Jacqueline van de Sande (57) was diagnosed around the age of 40

“For my work in the adult mental health care, I sometimes took question lists that are part of an ADHD diagnosis process. Then sometimes I thought: I have this too, and actually much worse. I was often busy with many things at the same time, which sometimes got me too much and then I let everything fall out of my hands again. I also had the maintenance of social contacts.
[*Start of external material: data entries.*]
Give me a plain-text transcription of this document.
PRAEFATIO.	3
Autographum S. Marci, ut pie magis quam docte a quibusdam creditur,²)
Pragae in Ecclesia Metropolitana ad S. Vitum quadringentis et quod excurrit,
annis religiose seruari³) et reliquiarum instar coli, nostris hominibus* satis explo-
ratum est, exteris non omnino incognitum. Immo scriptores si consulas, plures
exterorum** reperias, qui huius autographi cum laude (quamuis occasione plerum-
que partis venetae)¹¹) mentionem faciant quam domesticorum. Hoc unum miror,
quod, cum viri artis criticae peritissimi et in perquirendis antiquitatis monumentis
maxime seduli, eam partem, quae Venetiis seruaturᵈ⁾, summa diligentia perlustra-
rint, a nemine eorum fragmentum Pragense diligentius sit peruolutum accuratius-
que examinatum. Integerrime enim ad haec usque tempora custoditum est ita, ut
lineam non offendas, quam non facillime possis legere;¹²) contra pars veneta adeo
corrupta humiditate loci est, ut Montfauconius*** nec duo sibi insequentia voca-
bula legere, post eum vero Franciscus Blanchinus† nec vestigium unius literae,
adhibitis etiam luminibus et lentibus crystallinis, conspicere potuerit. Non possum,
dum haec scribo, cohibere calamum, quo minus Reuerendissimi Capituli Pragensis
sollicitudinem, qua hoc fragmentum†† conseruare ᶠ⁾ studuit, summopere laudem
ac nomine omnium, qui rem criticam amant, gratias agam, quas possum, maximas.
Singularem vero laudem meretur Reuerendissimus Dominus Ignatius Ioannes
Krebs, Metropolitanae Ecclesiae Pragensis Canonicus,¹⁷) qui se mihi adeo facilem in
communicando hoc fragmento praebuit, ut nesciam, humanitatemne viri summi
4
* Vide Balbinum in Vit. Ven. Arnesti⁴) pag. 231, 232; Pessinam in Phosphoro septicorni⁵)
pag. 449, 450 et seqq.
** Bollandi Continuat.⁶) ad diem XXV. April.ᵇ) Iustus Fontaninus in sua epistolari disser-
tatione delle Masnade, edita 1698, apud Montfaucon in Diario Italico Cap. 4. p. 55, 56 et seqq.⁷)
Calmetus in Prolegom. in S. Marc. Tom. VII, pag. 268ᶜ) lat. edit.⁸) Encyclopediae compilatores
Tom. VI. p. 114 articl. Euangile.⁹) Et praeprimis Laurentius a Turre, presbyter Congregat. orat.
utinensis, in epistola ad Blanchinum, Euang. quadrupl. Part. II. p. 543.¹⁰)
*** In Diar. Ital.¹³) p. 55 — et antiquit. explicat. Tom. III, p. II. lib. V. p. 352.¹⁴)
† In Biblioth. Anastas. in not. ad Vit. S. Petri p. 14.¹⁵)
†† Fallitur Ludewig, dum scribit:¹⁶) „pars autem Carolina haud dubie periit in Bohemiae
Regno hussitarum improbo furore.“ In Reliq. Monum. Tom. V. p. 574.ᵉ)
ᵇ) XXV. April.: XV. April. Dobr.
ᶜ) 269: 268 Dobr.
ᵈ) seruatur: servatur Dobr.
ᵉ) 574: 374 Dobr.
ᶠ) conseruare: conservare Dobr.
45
Jacqueline van de Sande now has an ADHD practice in addition to her work as a family practitioner. And she wrote the book Blood irritant! – The invisible struggle of women with ADHD.

Photo Jagoda Lasota

“In my youth I was super busy and impulsive. For example, I jumped out of a moving school bus to make classmates laughing. At school I performed below my level and I got homework guidance at a high level. That’s how I could lose my energy, but it was also important for my self -image. Through my sports performance I didn’t think about the only thing. I thought that I was a little bit of my sisters. I did not pay the only thing about the area, I was a little bit of my sisters. I did not pay a little bit of my sisters. I did not pay a little bit of my sisters. I did not pay a little bit of my sisters. I was a little bit of my sisters. I did not pay a little bit of my sisters. I was a little bit of my sisters. Good at WAS.

“You often hear that the ADHD symptoms are extra bad in women in the transition. For me it is also the case, with medication I can overcome it.”

Jacqueline van de Sande now has an ADHD practice in addition to her current work as a family practitioner.